Honestly, given a canine's physical capabilities, I'm not sure that I could have done as well as she did in that situation.

And for a dog, what had to have gone into that...

  • Assess that her owner was in trouble.

  • Assess that another human could help. I'm not sure that that's an obvious conclusion for a dog to come to from an evolutionary standpoint. My guess is that most cases, in a pack of wild dogs, for most problems short of being attacked by something, there's not a whole lot that bringing another dog to help is going to do, if one gets hurt.

  • She had to plan out in advance a way to get a human to do what she needed them to do.

  • Assess that disrupting traffic would be a way to get attention. That is, she had to have a model of the mental state of other humans sufficient to predict how they'd act in a situation that I doubt that she'd seen before.

  • Evade capture when someone tried to capture her.

  • And keep them interested enough to follow her to the cabin.

[–] Cephalotrocity@biglemmowski.win 11 points 1 month ago (1 children)

Dogs seek humans for help when they cannot solve the problem themselves. It's one of the behavioural adaptations that distinguish them from wolves.

I can't find the video of it, but there's an experiment where a chunk of meat has a long piece of rope tied to it and placed in the centre of a cage so that only the end of the rope is accessible. Both both domesticated wolves and dogs are smart enough to start pulling on the reachable end of rope to get the meat to the cage edge.

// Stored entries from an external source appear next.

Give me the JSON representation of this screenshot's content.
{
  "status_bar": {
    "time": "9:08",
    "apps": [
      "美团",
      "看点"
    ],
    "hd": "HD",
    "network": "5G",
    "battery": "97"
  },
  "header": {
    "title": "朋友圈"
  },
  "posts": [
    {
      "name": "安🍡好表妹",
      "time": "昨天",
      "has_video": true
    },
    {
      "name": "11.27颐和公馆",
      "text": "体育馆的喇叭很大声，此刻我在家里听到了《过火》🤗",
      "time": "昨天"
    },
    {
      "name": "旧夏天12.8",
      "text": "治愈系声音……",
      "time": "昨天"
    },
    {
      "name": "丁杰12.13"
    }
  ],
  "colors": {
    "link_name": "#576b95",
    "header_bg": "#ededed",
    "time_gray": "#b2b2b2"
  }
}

Same experiment is repeated but this time the rope is nailed to the floor so that pulling on it will not work as last time. A wolf will eventually give up trying and ignore the cage. A dog will try every way it can think of and then seek out a human for help when all the attempts fail.

The behaviour of the dog in this article is more common than you think. What is impressive is that the human didn't get in the way and actually figured it out.

[–] Shadow@lemmy.ca 11 points 1 month ago

If my dog has poop stuck to his butt he comes over and whimpers at me for help. My cat smears it all over my floor.

[–] Seleni@lemmy.world 3 points 1 month ago

Some animals can figure it. At the nursery I used to work at, the new nursery cat decided to take a nap in a customer’s truck, and woke up in the nearby town (still several miles away).

She started to walk back, got part of the way, realized she didn’t know the rest of the way, and waited at an intersection. Then, when a local family stopped to put up some signs for a town festival, she accosted them and wouldn’t let them leave until they took her with them.

They recognized her and brought her back to the nursery.